Overview of RIFT Static Analyzer (Source: Microsoft)

Why Rust malware is hard to analyze

To show the challenge, Microsoft ran a test. They wrote a simple downloader in C++ and in Rust. Both did the same work: download data and save it. Then they compared the binaries. The C++ version had under 100 functions and its binary was under 20 KB. The Rust version had nearly 10,000 functions and over 3 MB in size.

“Programs written in Rust are typically statically linked, embedding all dependencies directly into the executable. As a result, binaries are larger with a high volume of functions, requiring analysts to distinguish first between third-party library code and attacker-authored logic,” Microsoft researchers explained.

How RIFT works

RIFT has three parts:

  • Static Analyzer: an IDA Pro plugin. It reads the binary to find metadata: Rust compiler version, dependencies, target platform. It logs this into a JSON file.
  • Generator: a Python script. It downloads the right compiler and libraries, creates FLIRT signatures, and runs binary diffing. It uses cargo, rustup, Hex-Rays tools, and Diaphora.
  • Diff Applier: another IDA Pro plugin. It reads diff results or FLIRT signatures, then applies annotations inside IDA so analysts can easily spot library functions.

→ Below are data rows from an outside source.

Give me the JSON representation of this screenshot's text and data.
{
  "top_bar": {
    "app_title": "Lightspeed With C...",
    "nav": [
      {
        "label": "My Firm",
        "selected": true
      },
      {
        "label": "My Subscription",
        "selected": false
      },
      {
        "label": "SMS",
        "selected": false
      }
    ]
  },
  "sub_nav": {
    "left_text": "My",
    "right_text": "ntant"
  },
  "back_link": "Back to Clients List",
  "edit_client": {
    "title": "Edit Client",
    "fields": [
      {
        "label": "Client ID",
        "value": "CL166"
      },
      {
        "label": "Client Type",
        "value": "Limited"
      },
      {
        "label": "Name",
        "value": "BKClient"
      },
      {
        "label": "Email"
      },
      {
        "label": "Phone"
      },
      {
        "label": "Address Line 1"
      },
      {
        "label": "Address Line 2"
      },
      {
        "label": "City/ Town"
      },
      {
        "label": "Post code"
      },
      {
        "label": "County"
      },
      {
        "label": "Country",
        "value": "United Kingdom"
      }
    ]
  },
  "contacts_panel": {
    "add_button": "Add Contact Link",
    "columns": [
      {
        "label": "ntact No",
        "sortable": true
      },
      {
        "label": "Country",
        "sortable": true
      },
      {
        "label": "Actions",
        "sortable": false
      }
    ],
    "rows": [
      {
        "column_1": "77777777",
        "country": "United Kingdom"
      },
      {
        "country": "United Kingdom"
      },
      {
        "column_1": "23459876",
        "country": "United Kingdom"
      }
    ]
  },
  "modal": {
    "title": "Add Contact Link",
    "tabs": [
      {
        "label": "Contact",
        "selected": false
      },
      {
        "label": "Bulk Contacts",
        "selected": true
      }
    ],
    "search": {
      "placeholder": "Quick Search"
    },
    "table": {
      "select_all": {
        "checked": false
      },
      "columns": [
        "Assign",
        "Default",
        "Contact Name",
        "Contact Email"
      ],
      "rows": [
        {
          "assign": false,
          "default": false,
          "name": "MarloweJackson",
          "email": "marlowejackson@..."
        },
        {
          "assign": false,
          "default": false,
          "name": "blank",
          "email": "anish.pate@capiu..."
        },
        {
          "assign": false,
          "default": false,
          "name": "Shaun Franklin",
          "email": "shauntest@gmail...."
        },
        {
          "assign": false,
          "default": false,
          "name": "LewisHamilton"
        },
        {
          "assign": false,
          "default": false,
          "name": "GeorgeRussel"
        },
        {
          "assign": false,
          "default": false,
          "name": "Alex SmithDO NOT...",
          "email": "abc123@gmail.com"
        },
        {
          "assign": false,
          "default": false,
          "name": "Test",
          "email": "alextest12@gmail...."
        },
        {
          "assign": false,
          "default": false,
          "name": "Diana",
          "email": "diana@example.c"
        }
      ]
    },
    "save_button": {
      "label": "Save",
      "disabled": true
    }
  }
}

“Currently, the plugins are only developed for Ida Pro and tested on Ida Pro >=9.0. RIFT Generator was tested on Windows 10, 64 bit,” the researchers noted.

Pattern matching inside RIFT

RIFT uses two main techniques to help analysts spot library code in Rust binaries: FLIRT signatures and binary diffing. FLIRT signatures are fast and reliable. They match known functions from Rust libraries with high accuracy and rarely produce false positives. However, they only work when the code in the malware is very close to the original library code.

To catch functions that have changed slightly, RIFT also uses binary diffing. This process compares compiled Rust libraries to the malware binary to find similarities. Binary diffing is more flexible than FLIRT signatures but takes much longer to complete, sometimes requiring several hours.

RIFT begins by applying FLIRT signatures. Then it runs binary diffing to find anything that was missed. After both steps, the plugin helps analysts review and label the results directly in IDA Pro, so they can focus on the code that actually matters.

Real-world tests

Microsoft tried RIFT on RALord ransomware. The tool pulled compiler info and dependencies, made FLIRT signatures, and applied them. In IDA, most library code in the main function was correctly identified. That left only the suspect code to inspect.

They also tested a backdoor named SPICA. They used both FLIRT and diffing. In cases where FLIRT missed parts, diffing filled in. That helped make analysis smoother.

RIFT is available for free on GitHub.